Em Madrid acordo com as cegonhas. Tenho o cabelo tão grande que temo confundi-lo com o teu cabelo e engasgar-me com ele num sono demasiado abstruso. Mas a dormência também se aquieta quando me afundo nos túneis. Repara: a carruagem em que desço à cidade bem poderia ser o primeiro turno de uma viagem que me levasse aí. E então percorro apeadeiros com os meus próprios enigmas, intransigentes, intransmissíveis, intransitáveis: Miguel Hernández, Buenos Aires, Quevedo, Rubén Darío.

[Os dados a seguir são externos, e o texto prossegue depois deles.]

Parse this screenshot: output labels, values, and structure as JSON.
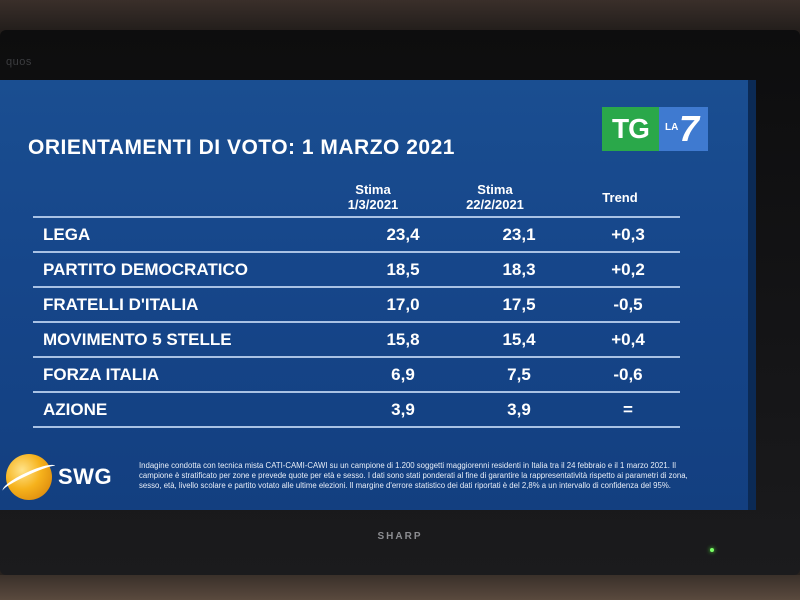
{
  "tv": {
    "bezel_faint_text": "quos",
    "brand": "SHARP"
  },
  "screen": {
    "title": "ORIENTAMENTI DI VOTO: 1 MARZO 2021",
    "logo": {
      "tg": "TG",
      "la": "LA",
      "seven": "7"
    },
    "headers": {
      "col1": [
        "Stima",
        "1/3/2021"
      ],
      "col2": [
        "Stima",
        "22/2/2021"
      ],
      "col3": "Trend"
    },
    "rows": [
      {
        "party": "LEGA",
        "stima_1_3": "23,4",
        "stima_22_2": "23,1",
        "trend": "+0,3"
      },
      {
        "party": "PARTITO DEMOCRATICO",
        "stima_1_3": "18,5",
        "stima_22_2": "18,3",
        "trend": "+0,2"
      },
      {
        "party": "FRATELLI D'ITALIA",
        "stima_1_3": "17,0",
        "stima_22_2": "17,5",
        "trend": "-0,5"
      },
      {
        "party": "MOVIMENTO 5 STELLE",
        "stima_1_3": "15,8",
        "stima_22_2": "15,4",
        "trend": "+0,4"
      },
      {
        "party": "FORZA ITALIA",
        "stima_1_3": "6,9",
        "stima_22_2": "7,5",
        "trend": "-0,6"
      },
      {
        "party": "AZIONE",
        "stima_1_3": "3,9",
        "stima_22_2": "3,9",
        "trend": "="
      }
    ],
    "source": "SWG",
    "disclaimer": "Indagine condotta con tecnica mista CATI-CAMI-CAWI su un campione di 1.200 soggetti maggiorenni residenti in Italia tra il 24 febbraio e il 1 marzo 2021. Il campione è stratificato per zone e prevede quote per età e sesso. I dati sono stati ponderati al fine di garantire la rappresentatività rispetto ai parametri di zona, sesso, età, livello scolare e partito votato alle ultime elezioni. Il margine d'errore statistico dei dati riportati è del 2,8% a un intervallo di confidenza del 95%."
  },
  "colors": {
    "screen_blue": "#16468a",
    "row_rule": "#a9c2e4",
    "tg_green": "#2aa84a",
    "la7_blue": "#3f7ad0",
    "swg_orange": "#f6b21c"
  }
}
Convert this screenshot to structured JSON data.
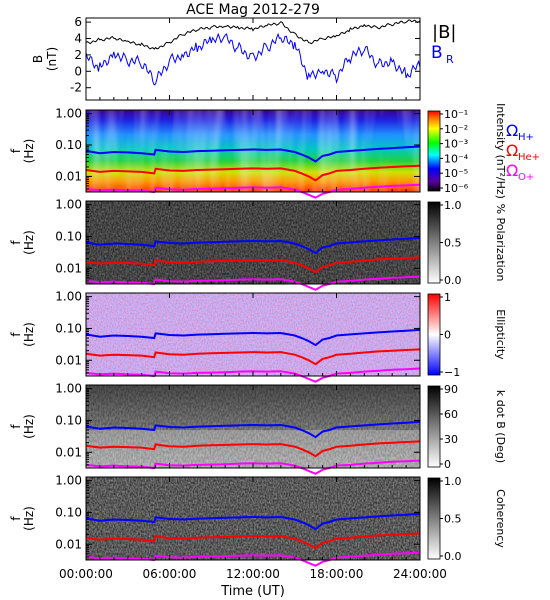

E não falo de livros mas dos navegáveis corredores dos espelhos foscos que outra vez vêm respirar à tona. Semi-luz poeirenta da universidade, essa larga noite de sete dias insones na alucinação portenha, esse pó apaixonado nas catacumbas da Casa Cordovil, aulas de literatura espanhola, uma antologia de pássaros nas trincheiras da minha secretária. E um voo de repente sobre a ferrugem dos cacilheiros — na memória — faz os teus olhos aguados de nadar até me encontrar neles, sem a miséria dos grandes tomos a puxar-me para o fundo, antes levitante, a pulso, repara. Este bem poderia ser o primeiro turno de uma viagem que me levasse a ti.